ANZEIGE

Volkswagen verkauft umstrittenes Werk in Xinjiang

Menschenrechtsvorwürfe und langfristige Pläne prägen Volkswagens Strategie in China

2 Min
Volkswagen verkauft umstrittenes Werk in Xinjiang

Volkswagen hat den Verkauf seines umstrittenen Werks in der chinesischen Region Xinjiang abgeschlossen. Das Unternehmen teilte mit, dass die Fabrik sowie die dazugehörigen Teststrecken in der Provinz an die Shanghai Motor Vehicle Inspection Certification (SMVIC), eine Tochtergesellschaft der staatlichen Shanghai Lingang Development Group, veräußert wurden. Über den Kaufpreis machte Volkswagen keine Angaben. Damit hat der Konzern seine Präsenz in Xinjiang beendet, wo er jahrelang in der Kritik stand.

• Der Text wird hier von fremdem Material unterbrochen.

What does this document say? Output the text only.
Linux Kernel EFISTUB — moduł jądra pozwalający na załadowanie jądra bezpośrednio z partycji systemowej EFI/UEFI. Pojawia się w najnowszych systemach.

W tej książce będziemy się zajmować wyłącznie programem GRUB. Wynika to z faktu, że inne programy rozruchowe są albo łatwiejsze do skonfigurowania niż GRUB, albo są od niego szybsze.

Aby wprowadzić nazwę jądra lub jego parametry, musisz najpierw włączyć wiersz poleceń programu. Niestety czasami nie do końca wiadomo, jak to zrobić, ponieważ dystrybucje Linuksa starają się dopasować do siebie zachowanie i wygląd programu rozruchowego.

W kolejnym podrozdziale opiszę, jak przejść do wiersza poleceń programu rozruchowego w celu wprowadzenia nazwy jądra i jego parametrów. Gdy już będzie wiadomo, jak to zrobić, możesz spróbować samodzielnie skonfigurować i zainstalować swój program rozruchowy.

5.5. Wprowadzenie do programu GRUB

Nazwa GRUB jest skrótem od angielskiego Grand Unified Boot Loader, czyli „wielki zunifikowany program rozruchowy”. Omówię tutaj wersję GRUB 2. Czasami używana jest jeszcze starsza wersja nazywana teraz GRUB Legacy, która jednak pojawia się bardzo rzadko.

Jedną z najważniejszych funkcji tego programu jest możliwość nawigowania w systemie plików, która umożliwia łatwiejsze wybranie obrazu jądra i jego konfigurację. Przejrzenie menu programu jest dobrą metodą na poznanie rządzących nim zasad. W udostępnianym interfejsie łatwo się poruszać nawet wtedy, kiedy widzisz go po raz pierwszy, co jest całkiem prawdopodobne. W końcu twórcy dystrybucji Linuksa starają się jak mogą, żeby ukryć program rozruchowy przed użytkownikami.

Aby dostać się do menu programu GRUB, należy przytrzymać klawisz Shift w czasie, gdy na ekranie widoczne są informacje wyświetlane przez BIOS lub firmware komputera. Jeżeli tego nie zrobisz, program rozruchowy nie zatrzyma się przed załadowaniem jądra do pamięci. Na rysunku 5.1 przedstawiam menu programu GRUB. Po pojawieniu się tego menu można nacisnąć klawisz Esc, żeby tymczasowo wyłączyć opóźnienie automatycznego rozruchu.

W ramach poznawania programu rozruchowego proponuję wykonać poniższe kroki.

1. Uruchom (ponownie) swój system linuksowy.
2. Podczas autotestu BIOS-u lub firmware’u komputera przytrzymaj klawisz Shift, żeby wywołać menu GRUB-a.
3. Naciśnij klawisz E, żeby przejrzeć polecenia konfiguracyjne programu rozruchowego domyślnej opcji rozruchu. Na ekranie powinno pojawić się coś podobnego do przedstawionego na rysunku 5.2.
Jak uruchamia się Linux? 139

Das Werk in Urumqi, der Hauptstadt von Xinjiang, war immer wieder Ziel von Vorwürfen, die Menschenrechtsverletzungen gegen die muslimische Uiguren-Minderheit betrafen. Es wurde berichtet, dass der chinesische Staat die Uiguren in Zwangsarbeit und Umerziehungslagern unterdrücke. Diese Anschuldigungen wurden von Menschenrechtsorganisationen und Investoren wiederholt angeprangert. Volkswagen hatte 2019 die Produktion an diesem Standort eingestellt, während die Teststrecken weiterhin genutzt wurden. Eine Untersuchung zu den Vorwürfen führte zu keinem eindeutigen Ergebnis, doch die öffentliche und internationale Kritik blieb bestehen.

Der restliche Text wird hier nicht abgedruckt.